Decoding Action Planning of three-dimensional Movements Using Electrocorticographic signals

Abstract

A brain machine interface (BMI) is designed to convert raw neural signals into motor commands and reproduces the movements of the body with a neuroprosthetic device. However, little is known about the motor planning period which entails the intention and planning of the movement. To analyze the planning data, we asked subjects to perform a reach-and-grasp motion. We decoded the planning (-2 to 0 s from the movement onset) and execution (0 to 2 s from the movement onset) data. The decoding performance of the planning period was similar (Pearson’$\mathrm{sp}\lt 0.05)$ to the execution period. Additionally, we calculated the connectivity of the planning and execution period. We compared the connectivity data between motor planning and movement execution (ME).

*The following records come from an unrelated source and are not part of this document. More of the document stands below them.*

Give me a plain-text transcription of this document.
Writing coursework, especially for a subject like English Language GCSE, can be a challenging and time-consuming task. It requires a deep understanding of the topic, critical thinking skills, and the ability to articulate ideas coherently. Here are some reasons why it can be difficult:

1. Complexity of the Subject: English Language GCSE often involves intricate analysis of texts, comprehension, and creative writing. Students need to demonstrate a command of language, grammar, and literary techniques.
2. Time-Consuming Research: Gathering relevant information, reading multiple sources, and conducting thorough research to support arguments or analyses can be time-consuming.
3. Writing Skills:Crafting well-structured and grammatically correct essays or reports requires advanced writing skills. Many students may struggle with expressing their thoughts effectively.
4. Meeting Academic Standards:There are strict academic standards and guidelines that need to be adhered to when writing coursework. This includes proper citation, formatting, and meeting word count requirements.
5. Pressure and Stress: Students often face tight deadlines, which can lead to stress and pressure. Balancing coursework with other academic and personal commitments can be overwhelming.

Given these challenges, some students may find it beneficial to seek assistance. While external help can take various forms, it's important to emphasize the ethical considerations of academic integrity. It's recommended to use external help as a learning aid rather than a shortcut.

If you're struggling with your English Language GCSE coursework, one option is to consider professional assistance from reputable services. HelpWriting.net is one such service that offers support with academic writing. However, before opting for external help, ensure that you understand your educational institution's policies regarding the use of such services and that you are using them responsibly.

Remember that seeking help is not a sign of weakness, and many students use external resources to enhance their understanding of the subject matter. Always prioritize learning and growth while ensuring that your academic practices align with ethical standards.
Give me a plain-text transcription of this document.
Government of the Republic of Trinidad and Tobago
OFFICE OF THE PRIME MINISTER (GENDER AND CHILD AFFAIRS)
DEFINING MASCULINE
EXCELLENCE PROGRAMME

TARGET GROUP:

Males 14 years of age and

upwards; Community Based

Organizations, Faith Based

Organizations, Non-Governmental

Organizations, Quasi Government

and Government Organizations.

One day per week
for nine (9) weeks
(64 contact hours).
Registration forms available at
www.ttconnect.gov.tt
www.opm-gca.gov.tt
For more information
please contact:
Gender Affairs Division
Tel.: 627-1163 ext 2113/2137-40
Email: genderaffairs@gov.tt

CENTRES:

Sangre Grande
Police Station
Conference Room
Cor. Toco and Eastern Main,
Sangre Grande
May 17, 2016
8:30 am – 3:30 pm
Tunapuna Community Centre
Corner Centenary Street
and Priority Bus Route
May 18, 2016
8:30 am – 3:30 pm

Our hypothesis is that the neural mechanism of the motor planning signal is similar to the execution signal because movement uses movement planning and intention. Connectivity was analyzed to compare the network pattern of the planning period and execution period. The results showed that the planning period of the ME signal is significantly similar (Pearson’$\mathrm{sp}\lt 0.05)$ to the connectivity matrix of the execution period of the ME signal. The results suggest that the neural network during motor planning is similar to the actual execution and thus important in the control of BMIs.